ROLLINS: Your prior guest here, former chairman of the Intelligence Committee, Peter King, knows more about this deal than any, and he says it's a bad deal.

BARTIROMO: What about in terms of Israel? What does it mean that the Israeli-U.S. relations have been hurt?

ROLLINS: I think it's not just Israel, which is very important. The only democracy in the region. The Saudis have been our great friend and allies.

BARTIROMO: They don't like the way we've been approaching this at all.

ROLLINS: And nobody else can trust us at this point in time. We're willing to make a deal with someone that is the terrorist of the neighborhood and just make a deal.

BARTIROMO: Why, what is Obama's motivation that this is so important?
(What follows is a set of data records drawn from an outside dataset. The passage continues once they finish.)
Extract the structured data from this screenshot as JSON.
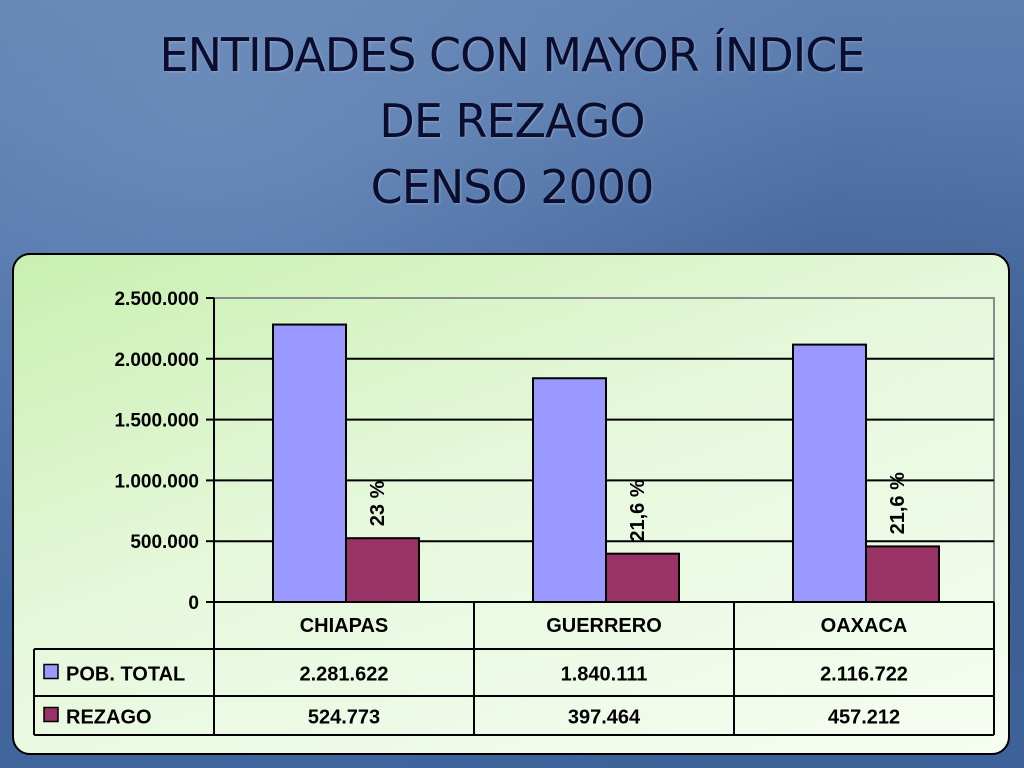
{
  "slide": {
    "title_lines": [
      "ENTIDADES CON MAYOR ÍNDICE",
      "DE REZAGO",
      "CENSO 2000"
    ]
  },
  "chart_data": {
    "type": "bar",
    "title": "",
    "xlabel": "",
    "ylabel": "",
    "categories": [
      "CHIAPAS",
      "GUERRERO",
      "OAXACA"
    ],
    "ylim": [
      0,
      2500000
    ],
    "y_ticks": [
      "2.500.000",
      "2.000.000",
      "1.500.000",
      "1.000.000",
      "500.000",
      "0"
    ],
    "grid": true,
    "legend_placement": "data-table",
    "series": [
      {
        "name": "POB. TOTAL",
        "color": "#9999ff",
        "values": [
          2281622,
          1840111,
          2116722
        ],
        "table_values": [
          "2.281.622",
          "1.840.111",
          "2.116.722"
        ]
      },
      {
        "name": "REZAGO",
        "color": "#993366",
        "values": [
          524773,
          397464,
          457212
        ],
        "table_values": [
          "524.773",
          "397.464",
          "457.212"
        ]
      }
    ],
    "annotations": [
      "23 %",
      "21,6 %",
      "21,6 %"
    ]
  }
}
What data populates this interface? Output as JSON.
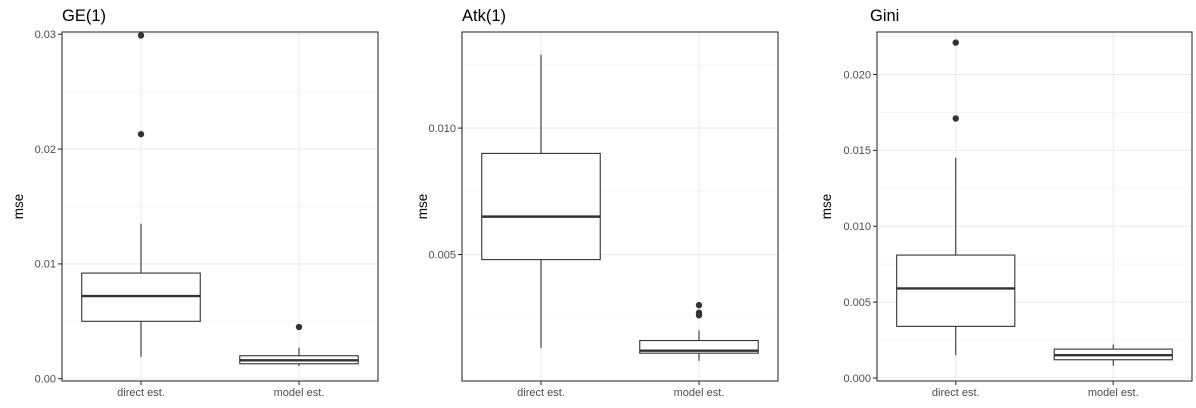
{
  "chart_data": [
    {
      "type": "box",
      "title": "GE(1)",
      "xlabel": "",
      "ylabel": "mse",
      "categories": [
        "direct est.",
        "model est."
      ],
      "ylim": [
        -0.0002,
        0.0302
      ],
      "yticks": [
        0.0,
        0.01,
        0.02,
        0.03
      ],
      "ytick_labels": [
        "0.00",
        "0.01",
        "0.02",
        "0.03"
      ],
      "grid": true,
      "boxes": [
        {
          "category": "direct est.",
          "whisker_low": 0.0019,
          "q1": 0.005,
          "median": 0.0072,
          "q3": 0.0092,
          "whisker_high": 0.0135,
          "outliers": [
            0.0213,
            0.0299
          ]
        },
        {
          "category": "model est.",
          "whisker_low": 0.0011,
          "q1": 0.0013,
          "median": 0.0016,
          "q3": 0.002,
          "whisker_high": 0.0027,
          "outliers": [
            0.0045
          ]
        }
      ]
    },
    {
      "type": "box",
      "title": "Atk(1)",
      "xlabel": "",
      "ylabel": "mse",
      "categories": [
        "direct est.",
        "model est."
      ],
      "ylim": [
        0.0,
        0.0138
      ],
      "yticks": [
        0.005,
        0.01
      ],
      "ytick_labels": [
        "0.005",
        "0.010"
      ],
      "grid": true,
      "boxes": [
        {
          "category": "direct est.",
          "whisker_low": 0.0013,
          "q1": 0.0048,
          "median": 0.0065,
          "q3": 0.009,
          "whisker_high": 0.0129,
          "outliers": []
        },
        {
          "category": "model est.",
          "whisker_low": 0.0008,
          "q1": 0.0011,
          "median": 0.0012,
          "q3": 0.0016,
          "whisker_high": 0.002,
          "outliers": [
            0.0026,
            0.0027,
            0.003
          ]
        }
      ]
    },
    {
      "type": "box",
      "title": "Gini",
      "xlabel": "",
      "ylabel": "mse",
      "categories": [
        "direct est.",
        "model est."
      ],
      "ylim": [
        -0.0002,
        0.0228
      ],
      "yticks": [
        0.0,
        0.005,
        0.01,
        0.015,
        0.02
      ],
      "ytick_labels": [
        "0.000",
        "0.005",
        "0.010",
        "0.015",
        "0.020"
      ],
      "grid": true,
      "boxes": [
        {
          "category": "direct est.",
          "whisker_low": 0.0015,
          "q1": 0.0034,
          "median": 0.0059,
          "q3": 0.0081,
          "whisker_high": 0.0145,
          "outliers": [
            0.0171,
            0.0221
          ]
        },
        {
          "category": "model est.",
          "whisker_low": 0.0008,
          "q1": 0.0012,
          "median": 0.0015,
          "q3": 0.0019,
          "whisker_high": 0.0022,
          "outliers": []
        }
      ]
    }
  ],
  "colors": {
    "panel_border": "#333333",
    "grid_major": "#ebebeb",
    "grid_minor": "#f5f5f5",
    "box_stroke": "#333333",
    "box_fill": "#ffffff",
    "outlier": "#333333",
    "axis_text": "#4d4d4d",
    "title_text": "#000000"
  }
}
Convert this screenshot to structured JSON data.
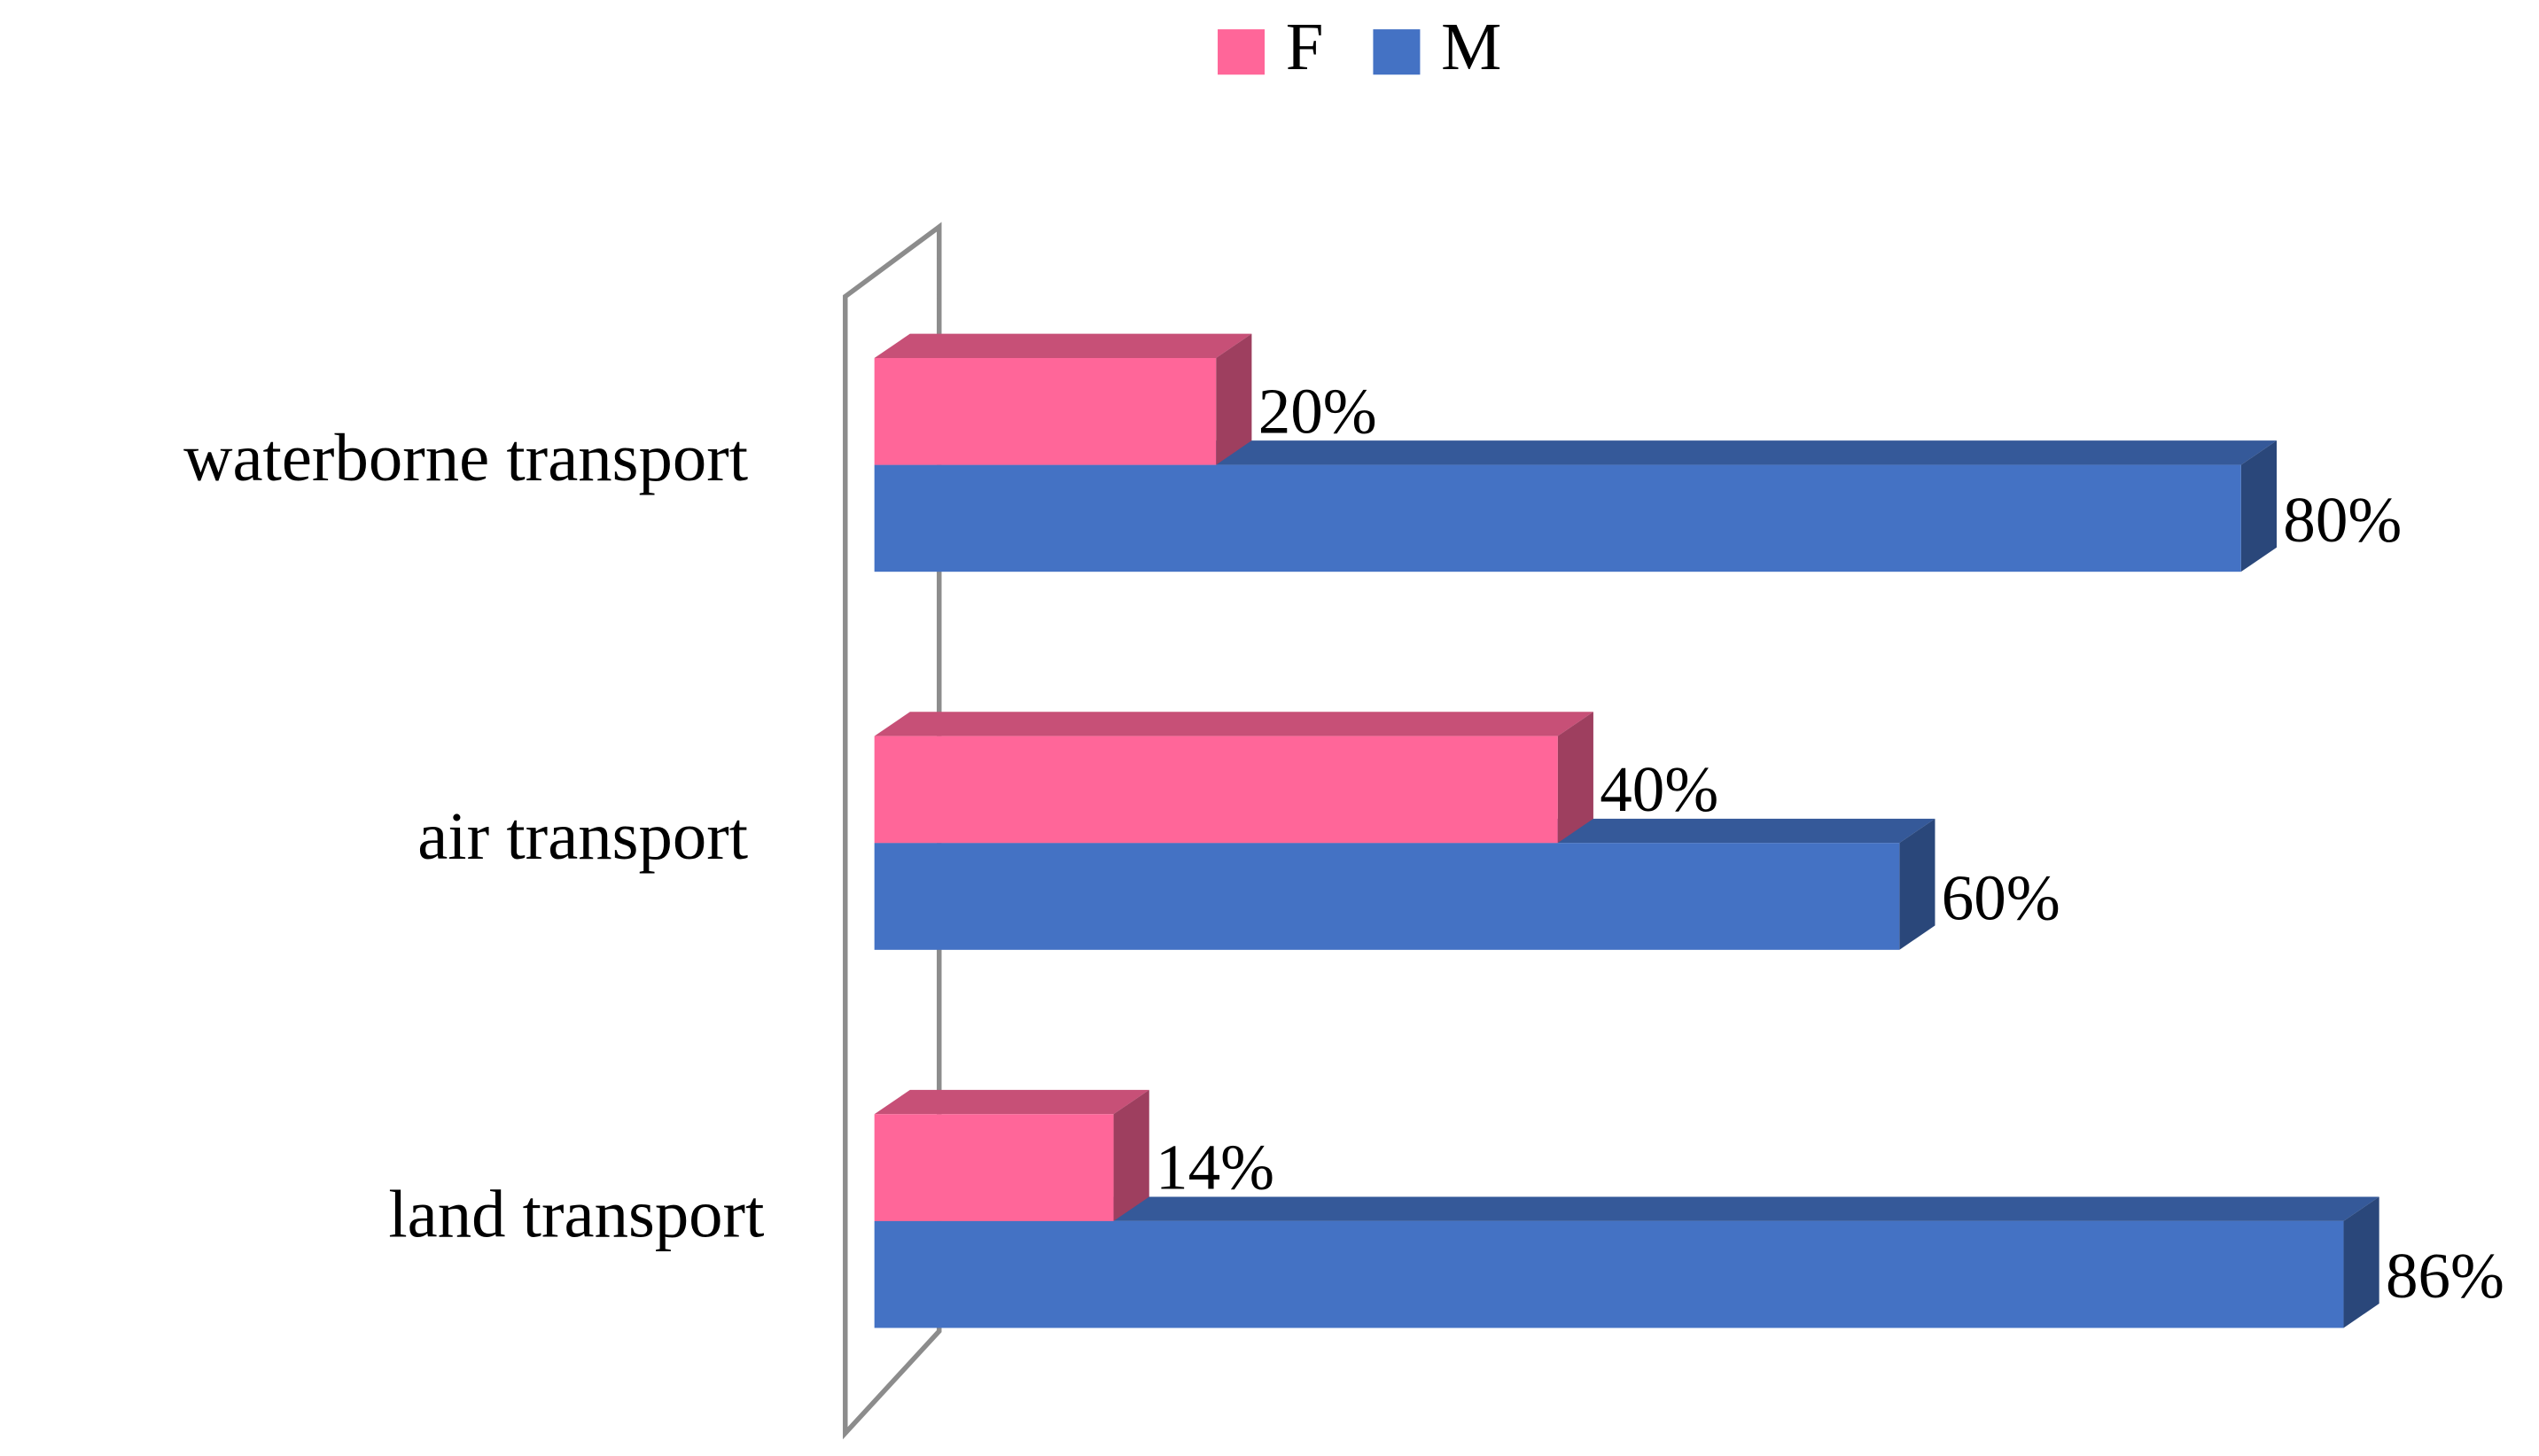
{
  "chart_data": {
    "type": "bar3d-horizontal",
    "categories": [
      "waterborne transport",
      "air transport",
      "land transport"
    ],
    "series": [
      {
        "name": "F",
        "color": "#ff6699",
        "values": [
          20,
          40,
          14
        ],
        "value_labels": [
          "20%",
          "40%",
          "14%"
        ]
      },
      {
        "name": "M",
        "color": "#4472c4",
        "values": [
          80,
          60,
          86
        ],
        "value_labels": [
          "80%",
          "60%",
          "86%"
        ]
      }
    ],
    "xlim": [
      0,
      100
    ],
    "legend": "top"
  }
}
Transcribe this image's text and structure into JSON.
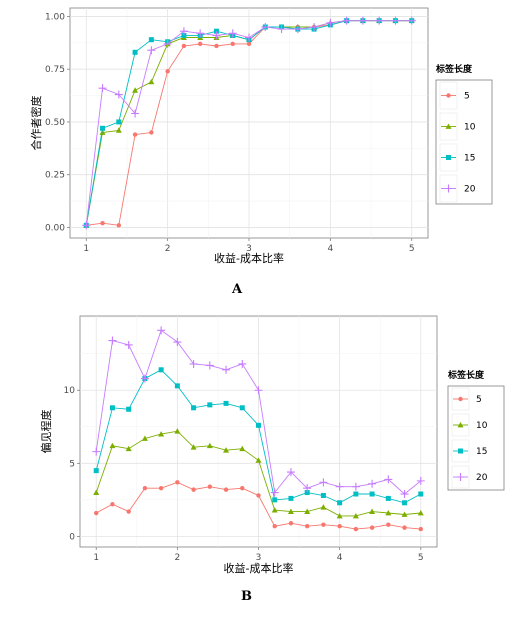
{
  "chart_data": [
    {
      "type": "line",
      "panel_label": "A",
      "xlabel": "收益-成本比率",
      "ylabel": "合作者密度",
      "xlim": [
        1,
        5
      ],
      "ylim": [
        0,
        1
      ],
      "x_ticks": [
        1,
        2,
        3,
        4,
        5
      ],
      "y_ticks": [
        0.0,
        0.25,
        0.5,
        0.75,
        1.0
      ],
      "y_tick_labels": [
        "0.00",
        "0.25",
        "0.50",
        "0.75",
        "1.00"
      ],
      "grid": true,
      "legend_title": "标签长度",
      "legend_position": "right",
      "x": [
        1.0,
        1.2,
        1.4,
        1.6,
        1.8,
        2.0,
        2.2,
        2.4,
        2.6,
        2.8,
        3.0,
        3.2,
        3.4,
        3.6,
        3.8,
        4.0,
        4.2,
        4.4,
        4.6,
        4.8,
        5.0
      ],
      "series": [
        {
          "name": "5",
          "color": "#F8766D",
          "marker": "circle",
          "values": [
            0.01,
            0.02,
            0.01,
            0.44,
            0.45,
            0.74,
            0.86,
            0.87,
            0.86,
            0.87,
            0.87,
            0.95,
            0.95,
            0.95,
            0.95,
            0.96,
            0.98,
            0.98,
            0.98,
            0.98,
            0.98
          ]
        },
        {
          "name": "10",
          "color": "#7CAE00",
          "marker": "triangle",
          "values": [
            0.01,
            0.45,
            0.46,
            0.65,
            0.69,
            0.87,
            0.9,
            0.9,
            0.9,
            0.91,
            0.89,
            0.95,
            0.95,
            0.95,
            0.95,
            0.97,
            0.98,
            0.98,
            0.98,
            0.98,
            0.98
          ]
        },
        {
          "name": "15",
          "color": "#00BFC4",
          "marker": "square",
          "values": [
            0.01,
            0.47,
            0.5,
            0.83,
            0.89,
            0.88,
            0.91,
            0.91,
            0.93,
            0.91,
            0.89,
            0.95,
            0.95,
            0.94,
            0.94,
            0.96,
            0.98,
            0.98,
            0.98,
            0.98,
            0.98
          ]
        },
        {
          "name": "20",
          "color": "#C77CFF",
          "marker": "plus",
          "values": [
            0.01,
            0.66,
            0.63,
            0.54,
            0.84,
            0.87,
            0.93,
            0.92,
            0.91,
            0.92,
            0.9,
            0.95,
            0.94,
            0.94,
            0.95,
            0.97,
            0.98,
            0.98,
            0.98,
            0.98,
            0.98
          ]
        }
      ]
    },
    {
      "type": "line",
      "panel_label": "B",
      "xlabel": "收益-成本比率",
      "ylabel": "偏见程度",
      "xlim": [
        1,
        5
      ],
      "ylim": [
        0,
        14.5
      ],
      "x_ticks": [
        1,
        2,
        3,
        4,
        5
      ],
      "y_ticks": [
        0,
        5,
        10
      ],
      "y_tick_labels": [
        "0",
        "5",
        "10"
      ],
      "grid": true,
      "legend_title": "标签长度",
      "legend_position": "right",
      "x": [
        1.0,
        1.2,
        1.4,
        1.6,
        1.8,
        2.0,
        2.2,
        2.4,
        2.6,
        2.8,
        3.0,
        3.2,
        3.4,
        3.6,
        3.8,
        4.0,
        4.2,
        4.4,
        4.6,
        4.8,
        5.0
      ],
      "series": [
        {
          "name": "5",
          "color": "#F8766D",
          "marker": "circle",
          "values": [
            1.6,
            2.2,
            1.7,
            3.3,
            3.3,
            3.7,
            3.2,
            3.4,
            3.2,
            3.3,
            2.8,
            0.7,
            0.9,
            0.7,
            0.8,
            0.7,
            0.5,
            0.6,
            0.8,
            0.6,
            0.5
          ]
        },
        {
          "name": "10",
          "color": "#7CAE00",
          "marker": "triangle",
          "values": [
            3.0,
            6.2,
            6.0,
            6.7,
            7.0,
            7.2,
            6.1,
            6.2,
            5.9,
            6.0,
            5.2,
            1.8,
            1.7,
            1.7,
            2.0,
            1.4,
            1.4,
            1.7,
            1.6,
            1.5,
            1.6
          ]
        },
        {
          "name": "15",
          "color": "#00BFC4",
          "marker": "square",
          "values": [
            4.5,
            8.8,
            8.7,
            10.8,
            11.4,
            10.3,
            8.8,
            9.0,
            9.1,
            8.8,
            7.6,
            2.5,
            2.6,
            3.0,
            2.8,
            2.3,
            2.9,
            2.9,
            2.6,
            2.3,
            2.9
          ]
        },
        {
          "name": "20",
          "color": "#C77CFF",
          "marker": "plus",
          "values": [
            5.8,
            13.4,
            13.1,
            10.8,
            14.1,
            13.3,
            11.8,
            11.7,
            11.4,
            11.8,
            10.0,
            3.0,
            4.4,
            3.3,
            3.7,
            3.4,
            3.4,
            3.6,
            3.9,
            2.9,
            3.8
          ]
        }
      ]
    }
  ]
}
ROLLINS: He really wants to extract America from the Middle East.  And the way you do that is to pull us away from our traditional alliances with the Saudis, with the Egyptians, whom he views as kind of very unpromising in terms of long time--

BARTIROMO: But look at what happened when we pulled the troops out of Iraq, Judy. We pulled the troops out of Iraq and ISIS has gotten empowered, and now they have our equipment, trying to kill our --

ROLLINS: Our money.

BARTIROMO: And our money.

MILLER: I totally agree with you. I think it's been a terrible mistake, just as it was a terrible mistake to take so long to finally support Egypt with arms. Finally this past week we had an agreement on that. But by this time, all of the credibility, all of the good will that these nations had for us, (inaudible).

BARTIROMO: All right. Stay right there, because we want to find out what you think is most important for the week ahead, weeks ahead. When we come back, the one thing to watch on "Sunday Morning Futures."


BARTIROMO: We're back with our panel. The one big thing to watch in the week ahead. Doug Heye, what is it?

HEYE: United Kingdom just started their elections this week. They are going to be over the next month. We saw David Cameron finally hitting the campaign trail. Boris Johnson -- the world's greatest mayor is standing for election to parliament. This could be very important not just for what happens with our No. 1 strategic partner and special relationship, but also the only prime minister, the only leader of a foreign country that we can identify that really likes Barack Obama.

BARTIROMO: We'll watch that. And Judy, I'm excited for your book coming out next week.

MILLER: Thank you very much. I'm looking forward to it as well, finally being out. My life and times and adventures at the New York Times.  But it's broader than that. It's really about the state of journalism today and why it matters.

BARTIROMO: So we'll watch that. And that's a good title, in terms of why it matters, the state of journalism, you have a lot to say about that.  Ed, what are you looking forward to?

ROLLINS: And I'm looking to see how fast she makes the New York Times best seller list.


ROLLINS: I'm looking to see how Governor Pence and Governor Hutchinson both get out of the debacle that they're in today, and it's a very serious debate among two wings of the party.

BARTIROMO: And perhaps Marco Rubio soon.

ROLLINS: Could be.

BARTIROMO: All right. And for me, it's a quiet week in economic data, but the PMI is usually a market mover. Thanks so much for being with us today. Have a wonderful Easter, everybody. Happy Easter. I'm Maria Bartiromo. I'll see you tomorrow morning on the "Opening Bell" on the Fox Business Network.